Превращаться в ледяную статую Степан не желал, почему извлёк из-за пазухи красивую серебряную флягу с водкой, из тех товаров что были выкуплены у Геккерна, и употребил часть содержимого по назначению.
«Если он выйдет, Сергеевич, — продолжил мужик отвлекать себя рассуждениями, — что вообще не факт. От этих господ ожидать можно чего угодно. Я тут стою, мечтаю, а его там уже на части режут, например. Они могут. Что такое „господа“ в этом времени я уже понял, не дурак. Им государя шарфом удавить и ногами забить не проблема, коли мешает. Или подстрелить средь бела дня. Тем более кто и что им какой-то Пушкин? Но не должны, если логически думать. Не та фигура. Да и свой. Зачем тогда звать? А валить всех „околостоящих“ пока ещё не принято. Эпоха высокой культуры!»

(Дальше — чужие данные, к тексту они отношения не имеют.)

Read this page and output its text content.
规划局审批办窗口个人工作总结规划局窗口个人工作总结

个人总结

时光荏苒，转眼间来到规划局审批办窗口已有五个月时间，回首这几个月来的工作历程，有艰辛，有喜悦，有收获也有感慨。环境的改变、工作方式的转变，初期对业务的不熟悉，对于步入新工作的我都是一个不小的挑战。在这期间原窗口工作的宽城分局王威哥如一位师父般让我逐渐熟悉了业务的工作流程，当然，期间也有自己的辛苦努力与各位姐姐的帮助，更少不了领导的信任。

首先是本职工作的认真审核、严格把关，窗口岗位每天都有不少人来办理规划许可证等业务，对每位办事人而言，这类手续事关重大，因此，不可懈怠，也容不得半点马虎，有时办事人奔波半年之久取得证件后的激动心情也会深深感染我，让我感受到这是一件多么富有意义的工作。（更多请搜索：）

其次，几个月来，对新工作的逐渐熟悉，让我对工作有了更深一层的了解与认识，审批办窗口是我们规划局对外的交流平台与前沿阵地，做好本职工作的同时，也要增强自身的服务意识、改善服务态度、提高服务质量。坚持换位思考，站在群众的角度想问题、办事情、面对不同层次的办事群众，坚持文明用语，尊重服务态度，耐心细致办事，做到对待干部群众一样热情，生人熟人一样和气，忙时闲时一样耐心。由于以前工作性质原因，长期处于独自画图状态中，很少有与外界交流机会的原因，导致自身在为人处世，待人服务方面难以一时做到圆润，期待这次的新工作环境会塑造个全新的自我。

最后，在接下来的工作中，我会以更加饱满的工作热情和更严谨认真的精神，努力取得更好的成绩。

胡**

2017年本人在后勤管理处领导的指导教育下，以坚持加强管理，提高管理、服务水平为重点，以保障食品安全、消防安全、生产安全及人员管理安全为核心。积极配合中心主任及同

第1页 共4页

Степан вновь приложился к фляге. Хмель не брал на морозе, но ощущение тепла было приятно. Мысли его потекли в сторону всего происходящего за последние сутки. Сейчас он остро жалел, что не мог покинуть все это время барина и потому испытывал дефицит информации. Что в городе погромы он понял, как понял бы любой другой человек на его месте, обладающий слухом и зрением, но не вполне представлял масштаб событий. Это раздражало. Степан чуял, что дело серьёзно, но насколько? Чем заняты его люди? В порядке ли лавки? Можно ли поживиться на этом бедствии? В последнем он был уверен, надеясь, что ещё успеет. Если беспорядки достаточно велики, значит награблено немало. А где разбой, там и сбыт, подчас за бесценок. Можно неплохо навариться.

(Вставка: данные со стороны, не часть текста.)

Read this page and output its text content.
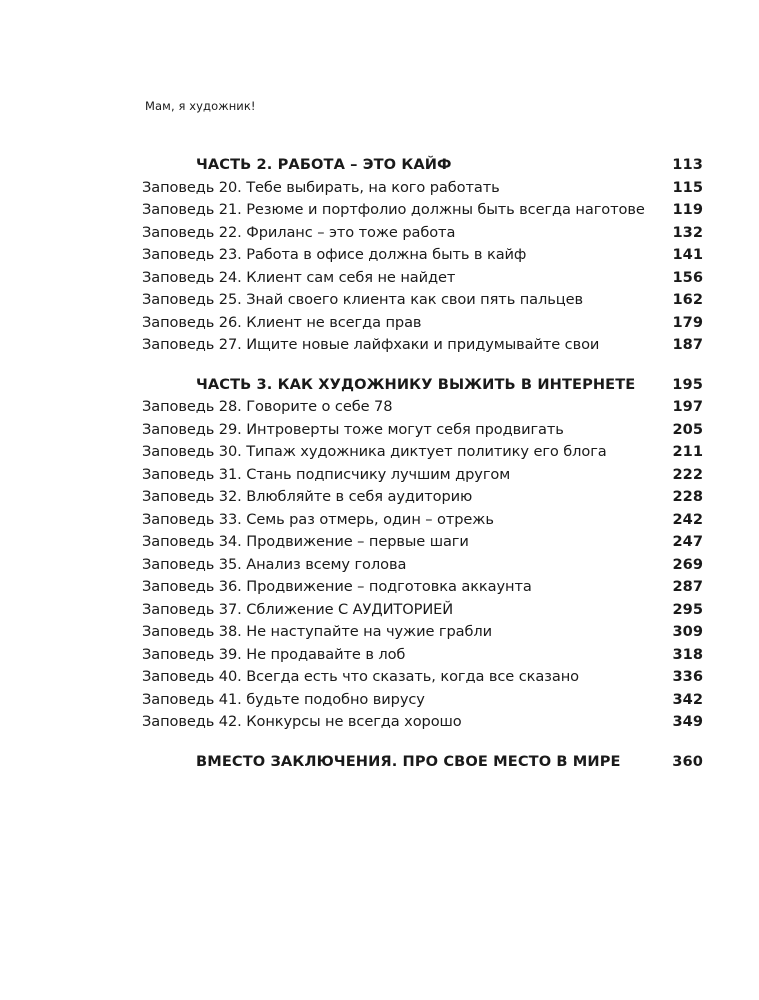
Мам, я художник!
ЧАСТЬ 2. РАБОТА – ЭТО КАЙФ	113
Заповедь 20. Тебе выбирать, на кого работать	115
Заповедь 21. Резюме и портфолио должны быть всегда наготове 119
Заповедь 22. Фриланс – это тоже работа	132
Заповедь 23. Работа в офисе должна быть в кайф	141
Заповедь 24. Клиент сам себя не найдет	156
Заповедь 25. Знай своего клиента как свои пять пальцев	162
Заповедь 26. Клиент не всегда прав	179
Заповедь 27. Ищите новые лайфхаки и придумывайте свои	187
ЧАСТЬ 3. КАК ХУДОЖНИКУ ВЫЖИТЬ В ИНТЕРНЕТЕ	195
Заповедь 28. Говорите о себе 78	197
Заповедь 29. Интроверты тоже могут себя продвигать	205
Заповедь 30. Типаж художника диктует политику его блога	211
Заповедь 31. Стань подписчику лучшим другом	222
Заповедь 32. Влюбляйте в себя аудиторию	228
Заповедь 33. Семь раз отмерь, один – отрежь	242
Заповедь 34. Продвижение – первые шаги	247
Заповедь 35. Анализ всему голова	269
Заповедь 36. Продвижение – подготовка аккаунта	287
Заповедь 37. Сближение С АУДИТОРИЕЙ	295
Заповедь 38. Не наступайте на чужие грабли	309
Заповедь 39. Не продавайте в лоб	318
Заповедь 40. Всегда есть что сказать, когда все сказано	336
Заповедь 41. будьте подобно вирусу	342
Заповедь 42. Конкурсы не всегда хорошо	349
ВМЕСТО ЗАКЛЮЧЕНИЯ. ПРО СВОЕ МЕСТО В МИРЕ	360
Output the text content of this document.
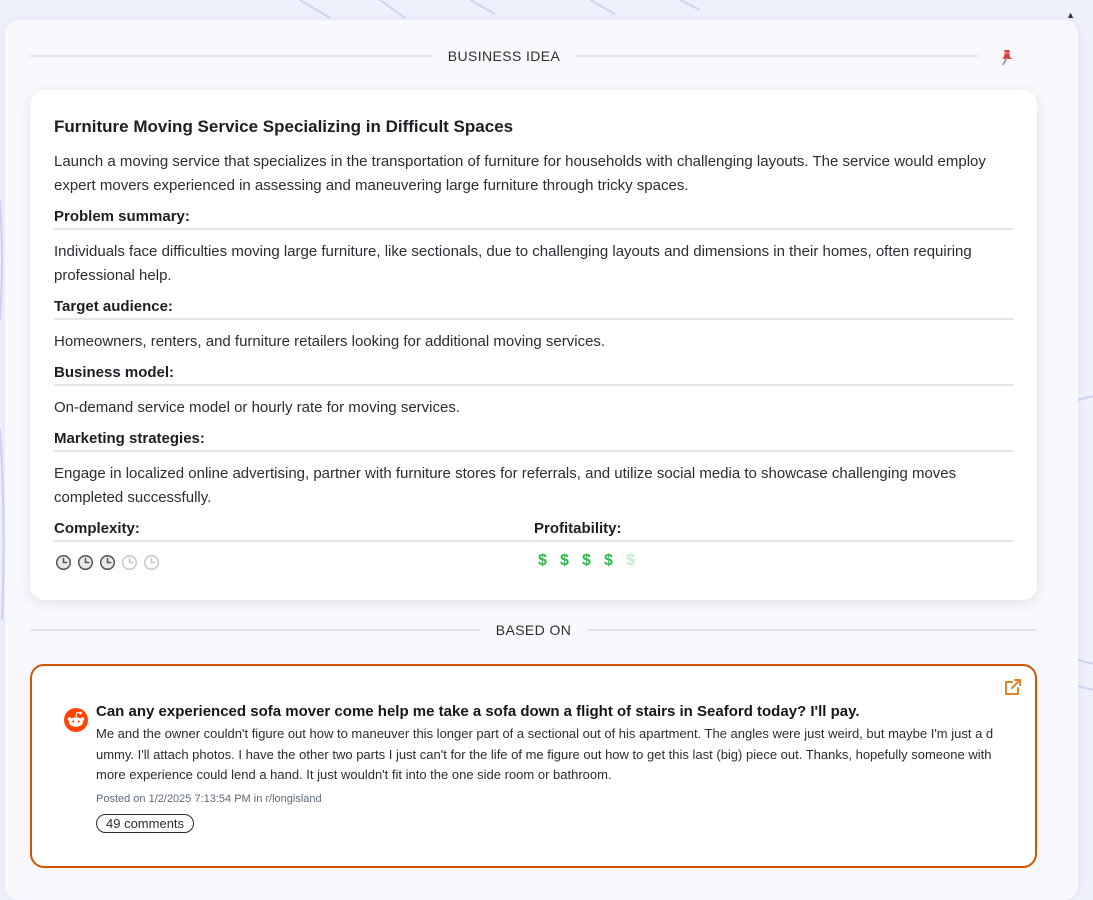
▲
BUSINESS IDEA
Furniture Moving Service Specializing in Difficult Spaces

Launch a moving service that specializes in the transportation of furniture for households with challenging layouts. The service would employ expert movers experienced in assessing and maneuvering large furniture through tricky spaces.

Problem summary:

Individuals face difficulties moving large furniture, like sectionals, due to challenging layouts and dimensions in their homes, often requiring professional help.

Target audience:

Homeowners, renters, and furniture retailers looking for additional moving services.

Business model:

On-demand service model or hourly rate for moving services.

Marketing strategies:

Engage in localized online advertising, partner with furniture stores for referrals, and utilize social media to showcase challenging moves completed successfully.

Complexity:	Profitability:
$ $ $ $ $
BASED ON

Can any experienced sofa mover come help me take a sofa down a flight of stairs in Seaford today? I'll pay.

Me and the owner couldn't figure out how to maneuver this longer part of a sectional out of his apartment. The angles were just weird, but maybe I'm just a dummy. I'll attach photos. I have the other two parts I just can't for the life of me figure out how to get this last (big) piece out. Thanks, hopefully someone with more experience could lend a hand. It just wouldn't fit into the one side room or bathroom.

Posted on 1/2/2025 7:13:54 PM in r/longisland
49 comments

«Не о том думаешь, — одернул он себя, — здесь и своя голова может висеть на нитке. Все планы пошли прахом. Или не все? Во всяком случае, требуется сесть и обдумать. Пока только следить остаётся, да плыть по течению. Вот так вот! Считал себя самым умным, заранее знающим, а оказалось, что роль своей личности в истории несколько преувеличена. Обидно дураком себя чувствовать. Словно пришел на спектакль, а там у режиссера „свое новое видение“. Но да ничего, ещё посмотрим кто лучший режиссер».
Обер-полицмейстер говорил себе после, что не испытывал подобного волнения со времен Бородино и взятия Парижа. Сергей Александрович лукавил. На деле, он никогда не волновался столь сильно. Бородино и Париж были в юности, когда смерть не страшила, а жизнь представлялась не стоившей ничего. Два десятилетия спустя все виделось в ином положении. Риск «потерять» годы беспорочной службы (подобно любому человеку чья карьера развивается только вверх, Кокошкин был уверен в безупречности своего послужного списка) давил его.
— Внутрь пойду я сам! — объявил он жандармским офицерам. — Если спустя час я не выйду, штурмуйте здание.
— Помилуйте, Сергей Александрович, — возразил старший за ним по званию, — стоит ли рисковать?
— Рисковать? Вы полагаете, что здесь есть какой-либо риск? В среде лучших людей империи? В чем же он по вашему заключается? — Полицмейстер скрывал за насмешкой смущение.
— Риск существует всегда, ваше высокопревосходительство, — с равнодушным упрямством отвечал жандарм, — здесь он хотя бы в том, что эти «лучшие люди империи» наверняка оскорбятся вашему стремлению провести следствие.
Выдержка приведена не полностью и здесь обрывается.